WASHINGTON, D.C. — The Democratic National Committee announced Thursday a series of six presidential debates have been scheduled starting this fall – including one in Manchester.
The news came as Republican candidates prepared for their first televised debate in Cleveland, Ohio Thursday night.
Fourteen candidates participated in a GOP forum Aug. 3 at Saint Anselm College.
So far candidates expected to participate are: former Secretary of State Hillary Rodham Clinton, Vermont Sen. Bernie Sanders, former Maryland Gov. Martin O’Malley, former Virginia Sen. Jim Webb and former Rhode Island Gov. Lincoln Chafee.
Vice President Joe Biden’s staff has not committed to attending, according to reports, although there has been speculation of late that Biden may officially enter the fray.
- Oct. 13 in Nevada, co-hosted by CNN and the state’s Democratic Party.
- Nov. 14 in Des Moines, Iowa, hosted by CBS, KCCI, and the Des Moines Register.
- Dec. 19 in Manchester, N.H., hosted by ABC and WMUR.
- Jan. 17 in Charleston, S.C., hosted by NBC and the Congressional Black Caucus Institute.
The first Democratic debate will be held Oct. 13 in Nevada. Manchester will be in the spotlight on Dec. 19. A location has not yet been announced. Each Democratic State Party will serve as a debate co-host in their own state.
The final two Democratic debates will be held in February or March, one in Miami hosted by Univision and the Washington Post, and the other in Wisconsin hosted by PBS.
“We are thrilled to announce the schedule and locations for our Democratic primary debates,” said DNC Chair Rep. Debbie Wasserman Schultz. “These six debates will not only give caucus goers and primary voters ample opportunity to hear from our candidates about their vision for our country’s future, they will highlight the clear contrast between the values of the Democratic Party which is focused on strengthening the middle class versus Republicans who want to pursue out of touch and out of date policies.”
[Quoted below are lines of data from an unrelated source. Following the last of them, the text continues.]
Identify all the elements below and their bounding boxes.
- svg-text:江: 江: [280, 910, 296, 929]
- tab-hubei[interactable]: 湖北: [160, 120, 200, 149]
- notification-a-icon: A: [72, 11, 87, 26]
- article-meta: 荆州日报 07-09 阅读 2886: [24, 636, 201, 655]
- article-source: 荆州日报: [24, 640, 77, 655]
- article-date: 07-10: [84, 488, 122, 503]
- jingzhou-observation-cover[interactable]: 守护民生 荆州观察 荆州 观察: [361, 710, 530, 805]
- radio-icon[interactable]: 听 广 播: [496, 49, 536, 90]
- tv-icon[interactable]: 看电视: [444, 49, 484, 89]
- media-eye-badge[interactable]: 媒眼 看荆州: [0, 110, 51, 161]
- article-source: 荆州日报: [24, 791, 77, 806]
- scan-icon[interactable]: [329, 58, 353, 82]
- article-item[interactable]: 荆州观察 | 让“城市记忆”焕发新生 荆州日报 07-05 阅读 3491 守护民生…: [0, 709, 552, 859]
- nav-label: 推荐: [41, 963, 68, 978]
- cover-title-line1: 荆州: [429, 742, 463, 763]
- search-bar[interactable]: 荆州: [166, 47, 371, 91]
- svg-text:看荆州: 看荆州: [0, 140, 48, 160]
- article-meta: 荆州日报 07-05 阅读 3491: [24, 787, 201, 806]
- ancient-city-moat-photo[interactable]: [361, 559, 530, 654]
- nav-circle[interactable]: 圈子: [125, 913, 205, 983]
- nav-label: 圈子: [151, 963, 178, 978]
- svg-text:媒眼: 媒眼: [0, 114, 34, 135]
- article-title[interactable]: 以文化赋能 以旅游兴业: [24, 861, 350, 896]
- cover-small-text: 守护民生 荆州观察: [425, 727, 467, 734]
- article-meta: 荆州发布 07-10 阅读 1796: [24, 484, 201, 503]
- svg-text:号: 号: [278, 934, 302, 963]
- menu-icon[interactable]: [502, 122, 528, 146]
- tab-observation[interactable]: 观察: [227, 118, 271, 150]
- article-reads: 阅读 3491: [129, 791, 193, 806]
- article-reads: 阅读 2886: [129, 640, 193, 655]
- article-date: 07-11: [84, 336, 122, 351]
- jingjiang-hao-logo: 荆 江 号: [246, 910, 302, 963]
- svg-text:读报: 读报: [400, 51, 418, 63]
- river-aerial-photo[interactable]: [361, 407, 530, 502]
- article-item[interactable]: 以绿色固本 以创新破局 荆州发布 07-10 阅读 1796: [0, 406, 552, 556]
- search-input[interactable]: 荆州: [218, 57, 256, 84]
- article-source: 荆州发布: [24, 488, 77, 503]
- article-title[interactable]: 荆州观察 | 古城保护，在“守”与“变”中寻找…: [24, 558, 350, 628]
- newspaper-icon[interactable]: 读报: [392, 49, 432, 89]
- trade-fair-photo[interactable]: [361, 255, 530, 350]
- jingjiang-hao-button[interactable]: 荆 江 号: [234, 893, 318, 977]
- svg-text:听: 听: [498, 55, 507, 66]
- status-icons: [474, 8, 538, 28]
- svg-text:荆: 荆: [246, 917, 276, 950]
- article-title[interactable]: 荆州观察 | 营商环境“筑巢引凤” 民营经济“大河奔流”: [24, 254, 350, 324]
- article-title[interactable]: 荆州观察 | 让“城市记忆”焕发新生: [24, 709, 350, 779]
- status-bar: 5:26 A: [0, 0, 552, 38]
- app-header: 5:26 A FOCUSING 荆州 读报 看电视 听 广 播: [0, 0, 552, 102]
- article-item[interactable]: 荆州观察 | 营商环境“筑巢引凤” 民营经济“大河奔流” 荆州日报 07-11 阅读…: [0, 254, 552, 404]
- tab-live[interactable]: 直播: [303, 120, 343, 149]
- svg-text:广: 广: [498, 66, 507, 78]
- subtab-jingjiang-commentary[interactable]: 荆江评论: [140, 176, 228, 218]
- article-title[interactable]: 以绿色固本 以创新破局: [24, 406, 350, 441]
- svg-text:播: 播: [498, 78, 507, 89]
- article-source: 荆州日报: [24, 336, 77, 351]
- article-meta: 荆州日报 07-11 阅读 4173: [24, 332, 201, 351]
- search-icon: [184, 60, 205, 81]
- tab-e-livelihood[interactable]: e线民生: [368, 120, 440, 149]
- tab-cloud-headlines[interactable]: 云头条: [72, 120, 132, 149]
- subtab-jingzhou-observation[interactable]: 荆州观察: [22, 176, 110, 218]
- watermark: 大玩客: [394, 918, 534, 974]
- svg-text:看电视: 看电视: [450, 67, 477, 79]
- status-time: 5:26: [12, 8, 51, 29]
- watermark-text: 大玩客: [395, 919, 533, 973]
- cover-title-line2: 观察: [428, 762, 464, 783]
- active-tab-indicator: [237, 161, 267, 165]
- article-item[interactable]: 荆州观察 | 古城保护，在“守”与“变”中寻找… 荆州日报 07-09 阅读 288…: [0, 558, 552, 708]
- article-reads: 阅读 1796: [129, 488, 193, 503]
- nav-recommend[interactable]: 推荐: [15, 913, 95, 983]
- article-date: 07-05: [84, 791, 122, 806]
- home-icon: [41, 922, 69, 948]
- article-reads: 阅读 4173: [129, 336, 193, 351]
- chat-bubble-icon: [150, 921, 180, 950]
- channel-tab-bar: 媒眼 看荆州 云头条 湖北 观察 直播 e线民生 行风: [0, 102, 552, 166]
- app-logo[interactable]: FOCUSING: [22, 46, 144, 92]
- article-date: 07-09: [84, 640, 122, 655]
For O’Malley and Sanders, both of whom lag behind Clinton in fundraising and organization, debates offer an opportunity to get national attention.
“It would be very foolish for the DNC and bad for our party, bad for our prospects, for us to be the party that limits debates, circle the wagons and try to prevent a discussion of the issues,” said O’Malley. “In the ideal world, we’d have more debates before the Iowa” caucuses.